Before him, in a shallow lacquer box were four tiny cups shaped like tall spools of thread -- these were the "sniffing" cups. Each tea drinker was handed a smaller, squat cup -- a drinking cup, just large enough to hold about two small swallows of tea. This particular use of tiny cups is practiced in Fujin and Chiujao in southern coastal China above Canton. In Shanghai and Beijing they use large cups. The two cup method became popular in Taiwan where the tea ceremony has been elevated to a gourmet level.

Beside Jan on a portable gas burner, spring water bubbled in a glass pot. He selected, from a collection of mysterious bags, our first tea. "This is a green tea," said Jan. "An Oolong. Unlike Japanese tea which is powdered, not strained, and drunk with the tea, the leaves of this tea are not broken, but dried into little buds."
Jan's teacher, Mr. Lo, makes trips to China to buy special teas. The teas used in tea ceremonies are particularly refined. They aren't the teas you would have with food.

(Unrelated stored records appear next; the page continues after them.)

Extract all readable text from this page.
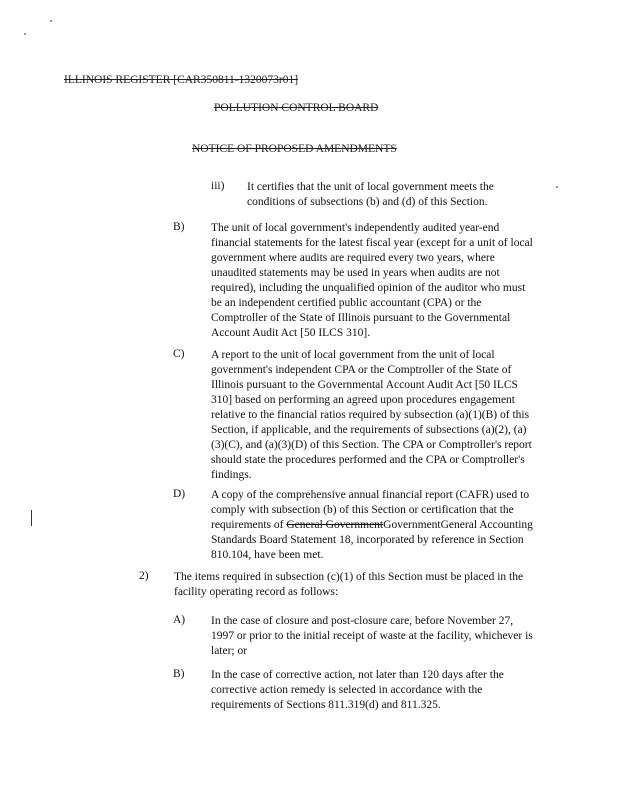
ILLINOIS REGISTER [CAR350811-1320073r01]
POLLUTION CONTROL BOARD
NOTICE OF PROPOSED AMENDMENTS
iii) It certifies that the unit of local government meets the conditions of subsections (b) and (d) of this Section.
B) The unit of local government's independently audited year-end financial statements for the latest fiscal year (except for a unit of local government where audits are required every two years, where unaudited statements may be used in years when audits are not required), including the unqualified opinion of the auditor who must be an independent certified public accountant (CPA) or the Comptroller of the State of Illinois pursuant to the Governmental Account Audit Act [50 ILCS 310].
C) A report to the unit of local government from the unit of local government's independent CPA or the Comptroller of the State of Illinois pursuant to the Governmental Account Audit Act [50 ILCS 310] based on performing an agreed upon procedures engagement relative to the financial ratios required by subsection (a)(1)(B) of this Section, if applicable, and the requirements of subsections (a)(2), (a)(3)(C), and (a)(3)(D) of this Section. The CPA or Comptroller's report should state the procedures performed and the CPA or Comptroller's findings.
D) A copy of the comprehensive annual financial report (CAFR) used to comply with subsection (b) of this Section or certification that the requirements of General GovernmentGovernmentGeneral Accounting Standards Board Statement 18, incorporated by reference in Section 810.104, have been met.
2) The items required in subsection (c)(1) of this Section must be placed in the facility operating record as follows:
A) In the case of closure and post-closure care, before November 27, 1997 or prior to the initial receipt of waste at the facility, whichever is later; or
B) In the case of corrective action, not later than 120 days after the corrective action remedy is selected in accordance with the requirements of Sections 811.319(d) and 811.325.
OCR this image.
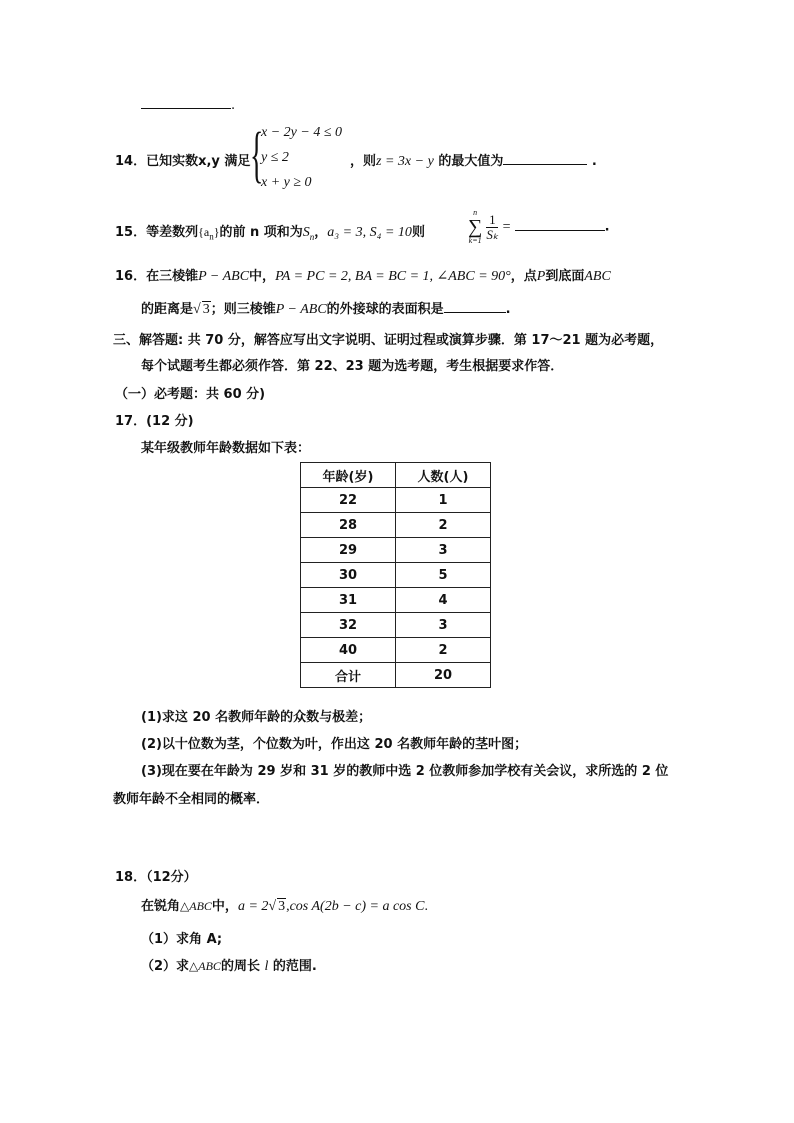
.
14．已知实数x,y 满足 {
x − 2y − 4 ≤ 0
y ≤ 2
x + y ≥ 0
，则z = 3x − y 的最大值为	.
15．等差数列$\{a_n\}$的前 n 项和为$S_n$，a₃ = 3, S₄ = 10则
n
∑
k=1
$\frac{1}{\text{Sₖ}}$ =	.
16．在三棱锥P − ABC中，PA = PC = 2, BA = BC = 1, ∠ABC = 90°，点P到底面ABC
的距离是√ 3；则三棱锥P − ABC的外接球的表面积是	.
三、解答题: 共 70 分，解答应写出文字说明、证明过程或演算步骤．第 17～21 题为必考题，
每个试题考生都必须作答．第 22、23 题为选考题，考生根据要求作答．
（一）必考题：共 60 分)
17．(12 分)
某年级教师年龄数据如下表：
年龄(岁)	人数(人)
22	1
28	2
29	3
30	5
31	4
32	3
40	2
合计	20
(1)求这 20 名教师年龄的众数与极差；
(2)以十位数为茎，个位数为叶，作出这 20 名教师年龄的茎叶图；
(3)现在要在年龄为 29 岁和 31 岁的教师中选 2 位教师参加学校有关会议，求所选的 2 位
教师年龄不全相同的概率．
18．（12分）
在锐角△ABC中，a = 2√ 3,cos A(2b − c) = a cos C.
（1）求角 A;
（2）求△ABC的周长 l 的范围.
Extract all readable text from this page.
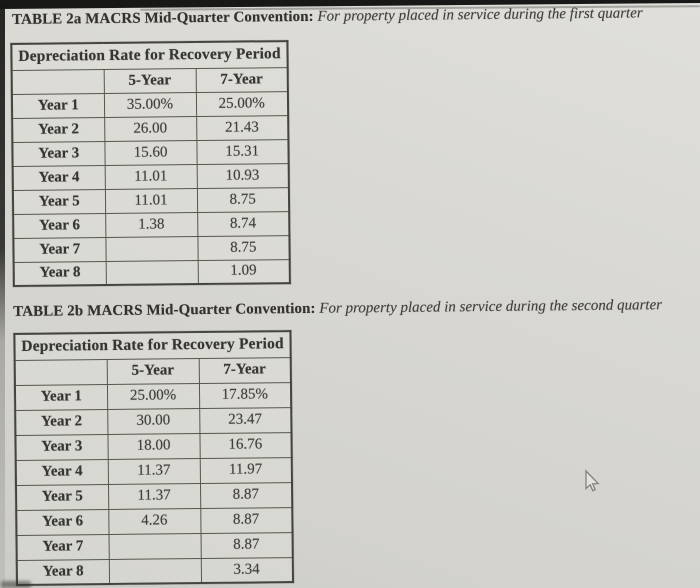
TABLE 2a MACRS Mid-Quarter Convention: For property placed in service during the first quarter

Depreciation Rate for Recovery Period		
	5-Year	7-Year
Year 1	35.00%	25.00%
Year 2	26.00	21.43
Year 3	15.60	15.31
Year 4	11.01	10.93
Year 5	11.01	8.75
Year 6	1.38	8.74
Year 7		8.75
Year 8		1.09

TABLE 2b MACRS Mid-Quarter Convention: For property placed in service during the second quarter

Depreciation Rate for Recovery Period		
	5-Year	7-Year
Year 1	25.00%	17.85%
Year 2	30.00	23.47
Year 3	18.00	16.76
Year 4	11.37	11.97
Year 5	11.37	8.87
Year 6	4.26	8.87
Year 7		8.87
Year 8		3.34
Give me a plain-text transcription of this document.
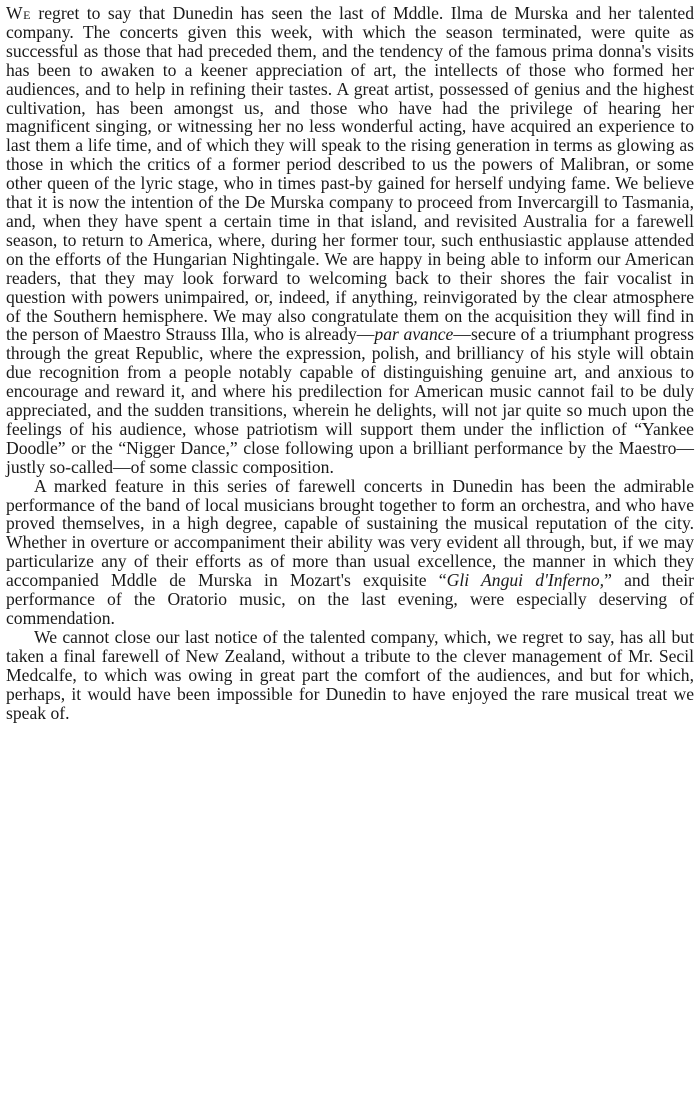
We regret to say that Dunedin has seen the last of Mddle. Ilma de Murska and her talented company. The concerts given this week, with which the season terminated, were quite as successful as those that had preceded them, and the tendency of the famous prima donna's visits has been to awaken to a keener appreciation of art, the intellects of those who formed her audiences, and to help in refining their tastes. A great artist, possessed of genius and the highest cultivation, has been amongst us, and those who have had the privilege of hearing her magnificent singing, or witnessing her no less wonderful acting, have acquired an experience to last them a life time, and of which they will speak to the rising generation in terms as glowing as those in which the critics of a former period described to us the powers of Malibran, or some other queen of the lyric stage, who in times past-by gained for herself undying fame. We believe that it is now the intention of the De Murska company to proceed from Invercargill to Tasmania, and, when they have spent a certain time in that island, and revisited Australia for a farewell season, to return to America, where, during her former tour, such enthusiastic applause attended on the efforts of the Hungarian Nightingale. We are happy in being able to inform our American readers, that they may look forward to welcoming back to their shores the fair vocalist in question with powers unimpaired, or, indeed, if anything, reinvigorated by the clear atmosphere of the Southern hemisphere. We may also congratulate them on the acquisition they will find in the person of Maestro Strauss Illa, who is already—par avance—secure of a triumphant progress through the great Republic, where the expression, polish, and brilliancy of his style will obtain due recognition from a people notably capable of distinguishing genuine art, and anxious to encourage and reward it, and where his predilection for American music cannot fail to be duly appreciated, and the sudden transitions, wherein he delights, will not jar quite so much upon the feelings of his audience, whose patriotism will support them under the infliction of “Yankee Doodle” or the “Nigger Dance,” close following upon a brilliant performance by the Maestro—justly so-called—of some classic composition.

A marked feature in this series of farewell concerts in Dunedin has been the admirable performance of the band of local musicians brought together to form an orchestra, and who have proved themselves, in a high degree, capable of sustaining the musical reputation of the city. Whether in overture or accompaniment their ability was very evident all through, but, if we may particularize any of their efforts as of more than usual excellence, the manner in which they accompanied Mddle de Murska in Mozart's exquisite “Gli Angui d'Inferno,” and their performance of the Oratorio music, on the last evening, were especially deserving of commendation.

We cannot close our last notice of the talented company, which, we regret to say, has all but taken a final farewell of New Zealand, without a tribute to the clever management of Mr. Secil Medcalfe, to which was owing in great part the comfort of the audiences, and but for which, perhaps, it would have been impossible for Dunedin to have enjoyed the rare musical treat we speak of.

Mr. Lo calls restaurant teas "floor sweepings."


There are green teas which are lightly fermented, and red teas that can be moderately or heavily fermented. Most teas used in the tea ceremony are grown in the mountains of Taiwan at 4,000 feet. The teas we tasted range in price from $50 to $100 a pound. Jan says there are teas costing as much as $200 to $500 a pound.

Jan passed the tea leaves around for everyone to see and smell. I sniffed, not sure what I was supposed to gather from the scent. But as the ceremony progressed, we all saw that each step was meant to be a sensory exploration and appreciation; scent for the sake of scent. We then compared the scent of the leaves to the scent and taste of the brewed tea.

Jan displayed one of his tiny teapots. "The teapot is made from red sand clay. In China you have to dig very deeply to extract this particular kind of clay. It is all hand built, not shaped on a wheel. Since it is not glazed, when a pot like this is new, it is considered raw. To seal the inside, you boil old tea leaves with water for three hours. It seals the inside of the pot. Oils from the tea leaves fill in the pores of the fired clay." The tea master's apprentice passed around the pot for us to examine: a lovely, squat, reddish brown pot. I marveled at its smoothness and symmetry. I could conceal it entirely by wrapping my two hands around it. The smooth surface felt strangely organic, like the smooth skin of a fruit, perhaps a nectarine.